For those enamored with snow, it doesn’t matter how you enjoy it, just as long as you get out to enjoy it. Snowshoes. Boards. Skis [alpine and cross country]. Insulated tie-up boots [aka “moon boots”]. Building snow forts, a snowman/woman/sculpture. Tubes, sleds, and toboggans. They all generate smiles at one time or another.

Even the most ardent worshipper of other seasons can understand why winter can be a favorite. There’s a sense of solitude, even in the busiest of urban environments. Indeed most folks are rushing—as it’s often said—to get out of the cold, to get inside to warm up. And yet there are those who look to get out to be invigorated by the cold air. When it’s cold, it’s only natural that you move to stay warm: motion generates heat and heat consumes calories and the consumption of calories means soothing cups of hot coffee, hot chocolate, hot soup, hot tea among other choices awaiting your selection. Admittedly, it is bliss having such hot consumables balance out the chill at the end of a day. The yin-yang of warm & cold becomes apparent.

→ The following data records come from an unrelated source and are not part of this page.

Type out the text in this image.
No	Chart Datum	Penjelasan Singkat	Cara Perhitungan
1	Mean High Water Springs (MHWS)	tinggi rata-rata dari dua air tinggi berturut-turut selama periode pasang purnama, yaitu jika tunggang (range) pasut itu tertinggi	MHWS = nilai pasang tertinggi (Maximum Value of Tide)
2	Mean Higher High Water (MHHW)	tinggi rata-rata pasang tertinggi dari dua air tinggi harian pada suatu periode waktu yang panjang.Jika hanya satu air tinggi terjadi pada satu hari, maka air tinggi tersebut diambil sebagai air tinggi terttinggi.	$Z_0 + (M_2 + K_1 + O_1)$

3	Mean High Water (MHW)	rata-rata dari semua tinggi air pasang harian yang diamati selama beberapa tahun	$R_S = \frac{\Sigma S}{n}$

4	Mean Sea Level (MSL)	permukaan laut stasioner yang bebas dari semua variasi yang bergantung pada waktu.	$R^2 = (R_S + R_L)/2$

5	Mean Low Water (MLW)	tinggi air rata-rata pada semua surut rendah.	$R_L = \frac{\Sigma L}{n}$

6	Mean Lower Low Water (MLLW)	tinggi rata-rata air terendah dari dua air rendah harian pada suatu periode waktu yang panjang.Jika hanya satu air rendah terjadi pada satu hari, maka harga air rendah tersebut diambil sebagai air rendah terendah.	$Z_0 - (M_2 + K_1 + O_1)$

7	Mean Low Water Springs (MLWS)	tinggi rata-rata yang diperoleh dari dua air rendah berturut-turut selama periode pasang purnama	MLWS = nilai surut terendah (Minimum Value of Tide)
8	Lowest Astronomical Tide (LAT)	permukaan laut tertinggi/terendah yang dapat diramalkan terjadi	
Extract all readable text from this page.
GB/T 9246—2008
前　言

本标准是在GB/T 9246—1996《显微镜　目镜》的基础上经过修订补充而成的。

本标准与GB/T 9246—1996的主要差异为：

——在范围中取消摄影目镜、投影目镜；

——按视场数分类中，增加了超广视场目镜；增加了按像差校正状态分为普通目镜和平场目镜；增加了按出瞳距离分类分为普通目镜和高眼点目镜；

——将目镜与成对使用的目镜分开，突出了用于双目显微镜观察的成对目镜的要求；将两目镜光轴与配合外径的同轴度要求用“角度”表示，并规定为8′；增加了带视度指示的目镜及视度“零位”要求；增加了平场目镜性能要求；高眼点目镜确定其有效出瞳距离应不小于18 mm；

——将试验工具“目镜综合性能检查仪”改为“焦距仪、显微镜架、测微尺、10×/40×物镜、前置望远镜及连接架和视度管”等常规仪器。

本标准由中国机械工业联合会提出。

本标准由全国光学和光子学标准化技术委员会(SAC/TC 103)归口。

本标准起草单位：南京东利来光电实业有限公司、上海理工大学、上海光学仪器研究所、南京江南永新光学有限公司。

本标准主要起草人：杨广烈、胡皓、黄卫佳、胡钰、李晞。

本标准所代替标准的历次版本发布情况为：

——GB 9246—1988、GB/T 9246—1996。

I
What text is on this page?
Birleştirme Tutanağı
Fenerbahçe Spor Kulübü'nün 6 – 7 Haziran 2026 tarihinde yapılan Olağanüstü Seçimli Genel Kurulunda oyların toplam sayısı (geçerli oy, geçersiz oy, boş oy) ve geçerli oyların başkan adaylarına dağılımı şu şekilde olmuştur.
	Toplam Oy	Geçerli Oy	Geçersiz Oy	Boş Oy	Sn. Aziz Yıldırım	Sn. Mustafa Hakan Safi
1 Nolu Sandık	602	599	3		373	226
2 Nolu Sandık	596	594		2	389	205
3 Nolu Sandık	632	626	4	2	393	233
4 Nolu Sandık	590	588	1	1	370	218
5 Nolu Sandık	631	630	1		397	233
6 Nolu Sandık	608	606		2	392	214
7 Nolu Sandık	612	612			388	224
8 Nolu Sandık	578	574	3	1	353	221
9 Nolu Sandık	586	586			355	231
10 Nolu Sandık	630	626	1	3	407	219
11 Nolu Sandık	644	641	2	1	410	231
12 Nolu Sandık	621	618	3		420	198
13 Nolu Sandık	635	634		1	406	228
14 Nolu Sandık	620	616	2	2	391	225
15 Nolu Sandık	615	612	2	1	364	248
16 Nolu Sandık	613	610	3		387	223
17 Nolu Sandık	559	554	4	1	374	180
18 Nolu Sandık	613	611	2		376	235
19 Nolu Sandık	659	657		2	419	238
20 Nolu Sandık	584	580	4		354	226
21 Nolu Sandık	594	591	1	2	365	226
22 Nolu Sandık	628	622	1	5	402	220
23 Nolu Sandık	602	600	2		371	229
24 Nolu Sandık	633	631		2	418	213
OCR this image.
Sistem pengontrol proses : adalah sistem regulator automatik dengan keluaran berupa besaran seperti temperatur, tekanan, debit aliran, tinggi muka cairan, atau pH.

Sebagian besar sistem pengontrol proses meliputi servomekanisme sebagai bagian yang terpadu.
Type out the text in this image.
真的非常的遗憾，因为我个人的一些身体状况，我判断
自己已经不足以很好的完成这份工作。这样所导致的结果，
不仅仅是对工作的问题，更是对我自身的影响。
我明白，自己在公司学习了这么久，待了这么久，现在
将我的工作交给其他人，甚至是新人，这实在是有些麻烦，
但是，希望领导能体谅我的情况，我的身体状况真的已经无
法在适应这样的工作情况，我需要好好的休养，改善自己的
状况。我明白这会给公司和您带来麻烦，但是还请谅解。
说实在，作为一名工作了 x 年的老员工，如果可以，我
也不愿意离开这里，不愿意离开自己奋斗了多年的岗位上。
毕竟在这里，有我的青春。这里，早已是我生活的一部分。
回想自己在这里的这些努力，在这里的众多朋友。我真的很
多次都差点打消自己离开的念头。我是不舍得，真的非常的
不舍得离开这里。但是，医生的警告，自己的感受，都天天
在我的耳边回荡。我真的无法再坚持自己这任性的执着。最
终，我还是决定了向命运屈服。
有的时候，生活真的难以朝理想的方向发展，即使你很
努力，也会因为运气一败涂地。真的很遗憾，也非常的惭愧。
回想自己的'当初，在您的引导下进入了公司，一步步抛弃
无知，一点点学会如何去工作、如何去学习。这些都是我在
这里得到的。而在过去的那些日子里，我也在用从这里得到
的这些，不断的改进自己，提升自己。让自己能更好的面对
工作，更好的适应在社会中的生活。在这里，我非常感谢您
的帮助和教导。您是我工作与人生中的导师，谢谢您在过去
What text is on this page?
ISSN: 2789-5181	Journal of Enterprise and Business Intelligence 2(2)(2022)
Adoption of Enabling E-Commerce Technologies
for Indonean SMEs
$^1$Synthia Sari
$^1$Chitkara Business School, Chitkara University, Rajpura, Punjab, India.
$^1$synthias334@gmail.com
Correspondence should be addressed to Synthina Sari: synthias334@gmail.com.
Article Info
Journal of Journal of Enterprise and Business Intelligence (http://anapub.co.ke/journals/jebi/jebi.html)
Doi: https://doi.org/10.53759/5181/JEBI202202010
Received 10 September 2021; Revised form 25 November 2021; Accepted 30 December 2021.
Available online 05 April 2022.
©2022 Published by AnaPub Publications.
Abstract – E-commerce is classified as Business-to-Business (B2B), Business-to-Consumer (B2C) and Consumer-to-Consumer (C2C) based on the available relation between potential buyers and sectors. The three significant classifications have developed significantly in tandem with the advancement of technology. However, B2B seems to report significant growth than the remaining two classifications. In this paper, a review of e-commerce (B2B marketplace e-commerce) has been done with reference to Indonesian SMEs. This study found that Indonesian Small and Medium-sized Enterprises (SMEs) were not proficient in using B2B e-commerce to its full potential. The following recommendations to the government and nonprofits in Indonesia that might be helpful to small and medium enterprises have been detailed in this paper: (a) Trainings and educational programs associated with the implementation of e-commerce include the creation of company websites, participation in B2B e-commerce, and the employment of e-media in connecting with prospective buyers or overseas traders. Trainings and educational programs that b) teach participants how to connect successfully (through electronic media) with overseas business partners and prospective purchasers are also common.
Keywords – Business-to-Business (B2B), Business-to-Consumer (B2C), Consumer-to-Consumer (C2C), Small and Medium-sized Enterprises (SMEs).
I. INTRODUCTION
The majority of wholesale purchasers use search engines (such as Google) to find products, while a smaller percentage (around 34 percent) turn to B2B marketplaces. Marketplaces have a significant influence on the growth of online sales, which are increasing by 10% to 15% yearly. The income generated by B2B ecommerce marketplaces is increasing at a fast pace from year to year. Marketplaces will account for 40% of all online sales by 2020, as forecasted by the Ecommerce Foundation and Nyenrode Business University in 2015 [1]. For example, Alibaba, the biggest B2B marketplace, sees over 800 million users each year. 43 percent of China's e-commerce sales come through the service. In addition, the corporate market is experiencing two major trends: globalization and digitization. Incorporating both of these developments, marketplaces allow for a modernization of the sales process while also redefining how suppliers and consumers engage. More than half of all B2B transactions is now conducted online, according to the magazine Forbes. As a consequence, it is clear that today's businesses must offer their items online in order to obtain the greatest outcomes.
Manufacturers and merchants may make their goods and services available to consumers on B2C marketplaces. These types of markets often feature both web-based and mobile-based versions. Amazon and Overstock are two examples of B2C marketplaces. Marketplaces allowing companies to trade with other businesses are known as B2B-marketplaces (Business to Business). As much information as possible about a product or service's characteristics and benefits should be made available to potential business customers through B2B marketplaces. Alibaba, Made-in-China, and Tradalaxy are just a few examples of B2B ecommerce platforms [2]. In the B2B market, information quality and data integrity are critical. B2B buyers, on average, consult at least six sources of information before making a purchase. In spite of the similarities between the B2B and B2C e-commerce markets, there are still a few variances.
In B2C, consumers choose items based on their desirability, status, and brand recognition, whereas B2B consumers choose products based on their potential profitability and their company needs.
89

A cold drink can bookend a hot summer day just as a hot toddy can on a cold winter day. This radiating cocktail of hot water, lemon, honey and a bit of whiskey is also hydrating, indeed soothing since it’s a drink perfect for sipping.

Cold light, winter light, is especially sharp when it reaches across a landscape as far as you can see. The shadows are longer and details stand out like bas-relief etched into tree trunks. On ski trails, the tendrils left by carving skis add to that dimension of depth, or even height, as if lengths of dark thread randomly lie atop the snow.

Winter’s light—especially later in the day—can feel cathartic and the sun’s warmth enhances this catharsis. A cup of hot chocolate, a banana, a comfy, large Maine Adirondack chair and a pit fire are all good company.